My algorithm on replacing multiple strings in an SQL Server table works in principle, but soon after publishing the article, I noticed that it has terrible performance once you define more than just 2 or 3 text translations.
Originally I thought it would be a good idea to calculate all permutations of replacements, so that the “best” permutation of an original string would win, but as it turned it: it is not.
The core of the problem is that the LIKE operation creates a recursion to the order of n factorial! I guess that’s one of the least efficient solutions I’ve ever written.

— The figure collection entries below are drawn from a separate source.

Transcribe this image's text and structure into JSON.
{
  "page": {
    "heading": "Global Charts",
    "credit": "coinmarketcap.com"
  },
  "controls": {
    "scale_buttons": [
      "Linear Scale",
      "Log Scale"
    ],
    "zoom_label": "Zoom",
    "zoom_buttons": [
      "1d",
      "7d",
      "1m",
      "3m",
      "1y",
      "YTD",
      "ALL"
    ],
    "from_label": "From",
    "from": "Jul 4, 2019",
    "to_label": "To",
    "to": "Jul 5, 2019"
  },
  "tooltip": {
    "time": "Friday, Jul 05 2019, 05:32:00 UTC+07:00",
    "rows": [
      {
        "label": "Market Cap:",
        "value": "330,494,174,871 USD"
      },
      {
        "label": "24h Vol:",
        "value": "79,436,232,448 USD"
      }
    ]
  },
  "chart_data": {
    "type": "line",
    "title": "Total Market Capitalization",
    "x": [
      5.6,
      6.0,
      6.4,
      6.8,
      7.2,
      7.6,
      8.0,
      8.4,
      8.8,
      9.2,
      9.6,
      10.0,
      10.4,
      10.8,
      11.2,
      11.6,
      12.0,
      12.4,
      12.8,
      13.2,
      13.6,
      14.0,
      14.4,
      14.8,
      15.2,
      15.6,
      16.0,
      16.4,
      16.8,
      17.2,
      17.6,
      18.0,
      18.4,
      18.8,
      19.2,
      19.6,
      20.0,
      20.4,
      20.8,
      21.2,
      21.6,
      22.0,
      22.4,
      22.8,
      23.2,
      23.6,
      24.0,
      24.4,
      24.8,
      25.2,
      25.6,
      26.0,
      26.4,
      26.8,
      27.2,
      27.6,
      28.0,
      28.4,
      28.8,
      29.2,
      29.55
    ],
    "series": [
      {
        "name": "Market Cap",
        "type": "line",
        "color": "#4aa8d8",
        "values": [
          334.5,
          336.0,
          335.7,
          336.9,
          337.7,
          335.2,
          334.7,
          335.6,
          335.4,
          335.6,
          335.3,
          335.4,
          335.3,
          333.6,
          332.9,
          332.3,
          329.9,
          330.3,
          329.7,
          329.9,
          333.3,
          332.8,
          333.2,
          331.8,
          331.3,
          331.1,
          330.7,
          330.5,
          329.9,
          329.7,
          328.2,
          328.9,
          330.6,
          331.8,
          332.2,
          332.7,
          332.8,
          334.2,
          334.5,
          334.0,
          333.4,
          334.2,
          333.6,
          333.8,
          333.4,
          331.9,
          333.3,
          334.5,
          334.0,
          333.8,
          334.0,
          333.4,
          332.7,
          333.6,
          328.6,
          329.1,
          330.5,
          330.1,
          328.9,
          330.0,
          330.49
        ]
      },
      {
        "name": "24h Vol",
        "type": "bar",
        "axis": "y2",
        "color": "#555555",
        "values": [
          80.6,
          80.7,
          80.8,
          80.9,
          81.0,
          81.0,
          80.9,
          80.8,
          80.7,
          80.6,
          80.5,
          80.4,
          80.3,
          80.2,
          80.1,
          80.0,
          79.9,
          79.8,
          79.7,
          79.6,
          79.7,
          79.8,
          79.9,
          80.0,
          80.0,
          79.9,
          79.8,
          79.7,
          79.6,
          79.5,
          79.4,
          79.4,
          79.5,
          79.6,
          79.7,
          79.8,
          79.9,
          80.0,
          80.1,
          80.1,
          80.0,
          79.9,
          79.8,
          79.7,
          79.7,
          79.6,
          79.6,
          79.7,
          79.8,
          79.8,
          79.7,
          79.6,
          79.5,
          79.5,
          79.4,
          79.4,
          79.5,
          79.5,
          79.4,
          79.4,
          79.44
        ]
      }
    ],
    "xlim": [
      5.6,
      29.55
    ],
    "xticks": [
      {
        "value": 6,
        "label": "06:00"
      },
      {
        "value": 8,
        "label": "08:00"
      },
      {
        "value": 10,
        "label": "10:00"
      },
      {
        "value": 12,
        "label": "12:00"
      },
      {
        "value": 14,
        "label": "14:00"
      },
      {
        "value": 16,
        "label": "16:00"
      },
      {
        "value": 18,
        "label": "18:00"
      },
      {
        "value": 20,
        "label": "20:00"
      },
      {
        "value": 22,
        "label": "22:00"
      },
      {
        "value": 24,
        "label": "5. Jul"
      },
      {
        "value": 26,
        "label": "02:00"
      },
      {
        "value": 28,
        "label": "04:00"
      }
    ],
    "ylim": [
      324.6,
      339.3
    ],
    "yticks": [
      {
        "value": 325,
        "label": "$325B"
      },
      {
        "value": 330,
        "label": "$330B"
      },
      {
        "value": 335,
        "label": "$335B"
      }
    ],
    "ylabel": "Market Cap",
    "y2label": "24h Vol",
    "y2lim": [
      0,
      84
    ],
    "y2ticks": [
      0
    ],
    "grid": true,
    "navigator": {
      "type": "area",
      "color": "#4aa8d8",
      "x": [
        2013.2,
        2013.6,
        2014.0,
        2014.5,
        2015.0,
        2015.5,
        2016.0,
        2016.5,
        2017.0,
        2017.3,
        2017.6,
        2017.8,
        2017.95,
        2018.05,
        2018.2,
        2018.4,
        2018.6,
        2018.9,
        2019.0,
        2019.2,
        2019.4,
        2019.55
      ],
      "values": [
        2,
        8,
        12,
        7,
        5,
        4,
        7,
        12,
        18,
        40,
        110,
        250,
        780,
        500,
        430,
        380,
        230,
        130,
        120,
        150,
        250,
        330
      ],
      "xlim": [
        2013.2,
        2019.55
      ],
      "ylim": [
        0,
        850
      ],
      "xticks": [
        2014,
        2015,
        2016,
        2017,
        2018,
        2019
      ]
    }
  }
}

New approach: the translation table contains a sequence identifier, and its translations are thus executed in the given order.
CREATE TABLE #T ( level INT IDENTITY(1,1), old NVARCHAR(50), new NVARCHAR(50) ) CREATE TABLE #Data ( data NVARCHAR(50) )
I named the column “level” because it is joined with the level counter of the CTE. The Identity clause causes the translations to the performed in the order of the INSERT statements.
The new CTE with ordered translations:
WITH CTE (org, calc, data, level) AS ( SELECT data, data, data, 1 FROM #Data UNION ALL SELECT CTE.org, CTE.data, CONVERT(NVARCHAR(50), REPLACE(CTE.data, #T.old, #T.new)), CTE.level + 1 FROM CTE INNER JOIN #T ON #T.level = CTE.level ) SELECT DISTINCT org, data FROM CTE WHERE level = (SELECT MAX(LEVEL) FROM CTE c WHERE CTE.org = c.org)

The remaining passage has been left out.